セルフォスが至極当然な疑問を口にすれば、店長はけろっとした顔をして答える。

「セルフォスはとても興味深い緑竜じゃ。じゃから、もっと主の生態を知りたくなっての」

ということは、店長の要求はセルフォスがいなくては満たされないことになる。

そして、薬屋店長は自分の興味あることならとことん追求することは、薬屋店員なら身をもって嫌というほどしっている。

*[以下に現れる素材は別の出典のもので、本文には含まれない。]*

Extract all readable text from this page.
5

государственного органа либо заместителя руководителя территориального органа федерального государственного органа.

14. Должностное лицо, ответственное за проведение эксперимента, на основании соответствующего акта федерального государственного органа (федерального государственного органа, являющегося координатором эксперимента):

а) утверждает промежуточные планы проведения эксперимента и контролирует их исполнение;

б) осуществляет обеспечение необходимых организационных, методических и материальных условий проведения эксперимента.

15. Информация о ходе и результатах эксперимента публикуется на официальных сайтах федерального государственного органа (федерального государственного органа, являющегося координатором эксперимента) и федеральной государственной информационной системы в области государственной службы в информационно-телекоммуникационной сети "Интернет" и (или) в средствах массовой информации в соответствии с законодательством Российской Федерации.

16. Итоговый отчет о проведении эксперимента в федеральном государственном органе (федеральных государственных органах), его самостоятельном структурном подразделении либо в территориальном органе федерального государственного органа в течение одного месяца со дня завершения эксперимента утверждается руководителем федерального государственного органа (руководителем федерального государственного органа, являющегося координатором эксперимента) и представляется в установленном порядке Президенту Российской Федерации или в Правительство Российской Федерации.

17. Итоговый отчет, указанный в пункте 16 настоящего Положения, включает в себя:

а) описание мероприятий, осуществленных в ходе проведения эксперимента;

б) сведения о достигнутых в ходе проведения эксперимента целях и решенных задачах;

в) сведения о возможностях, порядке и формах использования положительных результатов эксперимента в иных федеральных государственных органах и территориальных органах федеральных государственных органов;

そして同時にヘリオライトはセルフォスが一度言い出したら聞かない性格というのも重々承知している。

ああ。

やっぱり転職決定か・・・。

ヘリオライトが絶望に打ちひしがれ、がっくり肩を落とした。

その肩を店長が優しく叩く。

「まあまあそう打ちひしがれるな。再就職の際は我も全力を尽くしてやるから・・・」

と、その時セルフォスが軽く首を傾げる。

「・・・王? でも私は貴方が私を不必要とするまでお傍に仕えると誓っていたはずですが・・・」

「そうじゃな」

「と、いうことは王が私を不必要としてくださらないと私は向こうの大陸に帰れないのです」

「我が主を不必要とするわけなかろう」

「そう言ってくださっている限り私はこの大陸にいないといけないことになっているのです」

「む・・・。確かにそうじゃな」

その言葉にヘリオライトの表情が明るくなる。

「え? じゃあ、セルフォスも店長も俺の定年退職まで薬屋にいてくれるってこと!?」

「いえ。私はそれはちょっと無理ですが、でも店長は分かりません」

「んー・・・。まあ、ここの大陸にいるならまあちょくちょく顔を出しても良いかのう・・・」

「でも、それって店長が向こうの大陸に行くと一言いえばもとの木阿弥だけどね」

ヴェルガのつっこみにヘリオライトがまた落ち込む。

「だから、そうならないように店長をとどめておく為に努力するのです。その方がこの店を経営するよりも遥かに楽だと思いますが」

「・・・・・・・・・・・・・・・・・・」

私も陰ながら応援しますから、と言ってくれたセルフォスには悪いが、ヴェルガとヘリオライトはそれだったら再就職の方が遥かに楽だと瞬間的に悟った。

「まあ、でも私は当分まだここにいますから」

そうセルフォスは言ってくれたものの。

 

その日から、街の求人情報誌や、資格取得情報誌などを真剣に読むヘリオライトがいた。